Qiagen already has a foothold in the pharma sector. When it acquired DxS last year, it said it was involved in 15 collaborations with pharmaceutical partners for the development of companion diagnostics to personalized marketed or investigational drugs (PGx Reporter 09-23-09).
Through DxS, Qiagen is working with Bristol-Myers Squibb/ImClone Systems to develop a companion diagnostic test kit for the colorectal cancer drug Erbitux. Similarly, the company is also developing a companion diagnostic for Amgen's colorectal cancer drug Vectibix.
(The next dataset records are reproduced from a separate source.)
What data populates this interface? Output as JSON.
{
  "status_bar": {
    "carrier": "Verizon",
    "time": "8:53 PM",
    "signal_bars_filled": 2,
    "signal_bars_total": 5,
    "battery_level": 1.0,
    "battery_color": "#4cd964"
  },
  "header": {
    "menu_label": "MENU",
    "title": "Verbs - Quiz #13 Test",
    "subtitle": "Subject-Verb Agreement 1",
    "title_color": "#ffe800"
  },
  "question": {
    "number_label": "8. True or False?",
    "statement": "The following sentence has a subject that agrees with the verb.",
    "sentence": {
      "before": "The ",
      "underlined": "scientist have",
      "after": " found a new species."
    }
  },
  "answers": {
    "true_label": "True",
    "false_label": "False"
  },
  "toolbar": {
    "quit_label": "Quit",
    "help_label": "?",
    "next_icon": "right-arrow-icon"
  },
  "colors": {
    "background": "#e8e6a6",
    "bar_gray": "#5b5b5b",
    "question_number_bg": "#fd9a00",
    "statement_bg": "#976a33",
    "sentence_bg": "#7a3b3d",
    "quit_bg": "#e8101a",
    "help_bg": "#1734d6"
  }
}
The companion tests detecting KRAS mutations will be based on DxS' RT-PCR-based TheraScreen platform (PGx Reporter 09-02-09).
Additionally, DxS has inked two separate agreements to commercialize its TheraScreen EGFR 29-Mutation test kit as companion diagnostics for Boehringer Ingelheim's investigational NSCLC drug BIBW2992 and AstraZeneca's NSCLC drug Iressa. The company also has a worldwide distribution deal with Roche Diagnostics for its TheraScreen KRAS test and TheraScreen EGFR 29-Mutation test (PGx Reporter 06-04-08). It is also developing a companion test for Pfizer's epidermal growth factor receptor-targeting immunotherapeutic in Phase II studies for the treatment of glioblastoma multiforme (PGx Reporter 02-10-10).
"We have the capabilities to be successful in the pharma segment, where you need a lot of depth, a lot of distribution," said Little, who was the co-founder and CEO of DxS before joining Qiagen.
"We think there is a lot of potential to go and expand the whole market, and in particular, to go and expand the pharma segment," Little said, adding that while DxS' expertise lies in developing cancer diagnostics, Qiagen has a focus on infectious disease tests with its existing HPV franchise. Other areas for future diagnostics development could be in the autoimmune space.
In addition there are other areas that the company has identified as diagnostic development opportunities, including drug metabolism enzyme tests, such as 2D6 and 2C9 assays. "Those tests have been around for a long time, and we think there is some decent utility to them," Little said. " I think with the drug metabolism tests, everyone's predicted that something interesting is going to happen with them, and I think their time has come."
According to Little, Qiagen's technology platforms, as well as its development and distribution capabilities, give the company the flexibility to bring diagnostics to market not just through Rx/Dx partnerships with pharma, but also with other collaborators, such as payors, or even on its own.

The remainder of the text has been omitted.